Joyce was dismayed when she lost her engagement ring while at work in the factory but the couple pressed on with their wedding plans.
Achieving their ambition of a three-tier wedding cake proved a challenge during a time of rations, but they got there thanks to donations from friends and family from their 2oz per week of lard and fruit smuggled out of a Cambridgeshire Army camp.
Joyce wore a borrowed dress for the ceremony at Harpley Church where they were married by the Rev Beck, who refunded their licence fee when he realised his camera was faulty and he could not take the photos he had promised. The couple ended up having no pictures on the day and had to dress in their finery again to get one the following weekend.
During the war, Thomas served in the Observer Corps and Home Guard and it was thanks to him that the final two German aircraft to enter UK airspace were shot down.
The couple had three sons and three daughters. The eldest of their children, Carol, will be 68 this year and the youngest, Andrew, is 54. They also have 18 grandchildren and more than 20 great grandchildren.
They raised their family on Thomas’s 7p a week wage, but still made them a wonderful home, according to daughter Glenda Calton, 58.
She said: “There was always a hot meal, a roaring fire and a lovely snuggly bed.
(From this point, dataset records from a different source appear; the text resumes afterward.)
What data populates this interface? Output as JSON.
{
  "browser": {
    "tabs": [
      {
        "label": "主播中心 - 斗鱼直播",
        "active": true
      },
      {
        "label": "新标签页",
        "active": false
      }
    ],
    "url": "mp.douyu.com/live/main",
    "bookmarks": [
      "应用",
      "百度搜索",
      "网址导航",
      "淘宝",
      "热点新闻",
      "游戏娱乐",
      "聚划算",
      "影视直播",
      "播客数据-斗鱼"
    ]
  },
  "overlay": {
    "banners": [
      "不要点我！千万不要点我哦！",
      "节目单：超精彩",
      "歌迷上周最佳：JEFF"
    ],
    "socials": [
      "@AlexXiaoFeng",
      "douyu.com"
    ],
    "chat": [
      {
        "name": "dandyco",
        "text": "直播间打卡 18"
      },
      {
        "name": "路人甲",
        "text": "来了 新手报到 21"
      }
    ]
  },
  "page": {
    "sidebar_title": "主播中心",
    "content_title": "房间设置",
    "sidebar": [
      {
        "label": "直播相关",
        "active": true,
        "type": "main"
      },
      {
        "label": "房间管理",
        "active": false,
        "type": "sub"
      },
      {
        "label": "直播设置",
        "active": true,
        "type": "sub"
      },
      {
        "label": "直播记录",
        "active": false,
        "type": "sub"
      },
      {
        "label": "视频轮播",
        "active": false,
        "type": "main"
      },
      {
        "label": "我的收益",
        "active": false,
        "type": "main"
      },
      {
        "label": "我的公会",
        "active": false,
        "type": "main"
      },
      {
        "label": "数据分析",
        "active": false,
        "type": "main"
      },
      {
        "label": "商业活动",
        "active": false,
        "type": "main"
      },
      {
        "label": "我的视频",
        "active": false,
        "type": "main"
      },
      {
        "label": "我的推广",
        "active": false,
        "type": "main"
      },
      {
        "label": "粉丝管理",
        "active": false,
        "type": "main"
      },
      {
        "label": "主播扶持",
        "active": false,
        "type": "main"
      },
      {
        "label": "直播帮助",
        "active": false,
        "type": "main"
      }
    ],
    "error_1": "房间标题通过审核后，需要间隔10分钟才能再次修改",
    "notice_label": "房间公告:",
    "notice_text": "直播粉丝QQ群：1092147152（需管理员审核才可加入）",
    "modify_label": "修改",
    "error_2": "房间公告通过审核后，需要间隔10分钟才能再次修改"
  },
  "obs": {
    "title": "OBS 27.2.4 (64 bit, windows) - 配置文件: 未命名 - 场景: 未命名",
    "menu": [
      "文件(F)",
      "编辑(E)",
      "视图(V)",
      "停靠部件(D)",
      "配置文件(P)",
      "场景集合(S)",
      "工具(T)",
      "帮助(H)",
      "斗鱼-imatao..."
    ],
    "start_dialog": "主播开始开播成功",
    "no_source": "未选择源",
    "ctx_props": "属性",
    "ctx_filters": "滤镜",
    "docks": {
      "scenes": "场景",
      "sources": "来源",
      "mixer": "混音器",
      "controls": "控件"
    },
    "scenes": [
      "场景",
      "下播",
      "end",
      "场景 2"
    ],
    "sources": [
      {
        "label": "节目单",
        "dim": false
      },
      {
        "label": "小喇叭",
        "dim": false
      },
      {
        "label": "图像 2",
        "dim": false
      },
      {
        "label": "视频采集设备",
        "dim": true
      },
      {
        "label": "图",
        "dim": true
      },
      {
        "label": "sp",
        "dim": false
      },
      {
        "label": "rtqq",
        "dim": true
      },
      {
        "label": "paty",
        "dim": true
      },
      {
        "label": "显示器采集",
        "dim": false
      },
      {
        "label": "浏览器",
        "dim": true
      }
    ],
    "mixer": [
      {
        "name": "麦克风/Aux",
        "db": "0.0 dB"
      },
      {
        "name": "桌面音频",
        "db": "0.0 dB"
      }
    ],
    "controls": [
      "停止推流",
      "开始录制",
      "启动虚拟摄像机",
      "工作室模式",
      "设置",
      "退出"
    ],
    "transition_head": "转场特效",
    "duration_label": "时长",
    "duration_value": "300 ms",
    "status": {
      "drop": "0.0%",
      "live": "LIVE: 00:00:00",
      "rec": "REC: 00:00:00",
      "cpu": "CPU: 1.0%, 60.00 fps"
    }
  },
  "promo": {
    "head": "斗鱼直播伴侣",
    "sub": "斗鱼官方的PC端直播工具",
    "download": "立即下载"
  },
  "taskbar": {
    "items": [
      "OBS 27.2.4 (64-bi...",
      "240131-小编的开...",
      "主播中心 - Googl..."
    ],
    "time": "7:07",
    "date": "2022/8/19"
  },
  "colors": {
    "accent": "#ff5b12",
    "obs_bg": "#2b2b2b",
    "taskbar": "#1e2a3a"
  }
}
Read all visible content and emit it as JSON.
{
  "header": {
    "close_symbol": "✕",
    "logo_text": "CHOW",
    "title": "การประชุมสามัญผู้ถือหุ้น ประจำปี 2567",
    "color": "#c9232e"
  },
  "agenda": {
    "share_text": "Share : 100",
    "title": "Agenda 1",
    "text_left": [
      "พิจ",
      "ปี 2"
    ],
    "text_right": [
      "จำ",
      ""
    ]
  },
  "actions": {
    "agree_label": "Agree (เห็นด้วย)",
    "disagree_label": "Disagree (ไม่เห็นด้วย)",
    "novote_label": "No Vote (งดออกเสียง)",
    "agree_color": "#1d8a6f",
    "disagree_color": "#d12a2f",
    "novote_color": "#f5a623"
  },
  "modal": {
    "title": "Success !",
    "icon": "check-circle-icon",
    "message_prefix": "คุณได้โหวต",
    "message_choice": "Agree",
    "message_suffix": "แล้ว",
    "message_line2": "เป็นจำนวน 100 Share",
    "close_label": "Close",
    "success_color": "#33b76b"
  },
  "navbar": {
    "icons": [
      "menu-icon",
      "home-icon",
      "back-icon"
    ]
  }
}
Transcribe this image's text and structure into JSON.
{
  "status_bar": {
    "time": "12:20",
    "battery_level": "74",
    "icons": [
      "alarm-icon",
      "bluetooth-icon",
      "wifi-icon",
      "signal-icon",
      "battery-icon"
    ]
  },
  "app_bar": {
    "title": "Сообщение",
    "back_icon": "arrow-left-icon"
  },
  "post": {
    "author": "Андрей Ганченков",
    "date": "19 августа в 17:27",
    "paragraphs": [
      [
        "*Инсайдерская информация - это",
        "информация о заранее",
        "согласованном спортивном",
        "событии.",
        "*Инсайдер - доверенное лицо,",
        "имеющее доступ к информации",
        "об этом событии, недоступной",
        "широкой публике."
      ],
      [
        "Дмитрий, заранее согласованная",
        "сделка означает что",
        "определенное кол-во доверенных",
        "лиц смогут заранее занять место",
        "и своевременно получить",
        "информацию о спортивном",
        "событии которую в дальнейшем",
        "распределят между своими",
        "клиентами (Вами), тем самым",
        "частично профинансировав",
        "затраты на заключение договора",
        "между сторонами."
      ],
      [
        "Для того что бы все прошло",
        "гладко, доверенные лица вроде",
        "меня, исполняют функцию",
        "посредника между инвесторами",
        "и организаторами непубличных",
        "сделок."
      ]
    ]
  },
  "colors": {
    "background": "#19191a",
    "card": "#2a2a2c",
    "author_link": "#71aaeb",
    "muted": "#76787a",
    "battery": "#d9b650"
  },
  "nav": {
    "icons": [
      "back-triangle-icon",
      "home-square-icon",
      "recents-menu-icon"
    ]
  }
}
Mum always fights through adversity and makes good out of bad.”
Later in life Thomas left farming for a career in retail and sales and ended his working life as manager at Eastern Electricity in Swaffham.
Joyce and Thomas moved to Middleton 59 years ago where they still live in the family home in Walter Howes Crecent.
Thomas does not get out so much these days, but Joyce prepares a hot meal every day and the couple say they are quite content.
Thomas said: “We’ve been married 70 years and we haven’t ever had a real upset. We have little arguments – you’re bound to – like if I put too many chips on her plate.
“The only time she got really annoyed was when I suggested we ought to have twins before we finished our family!”
Joyce said:“The problem today is people think marriage is all high days and holidays. Our secret has been that he has always done as I have told him!”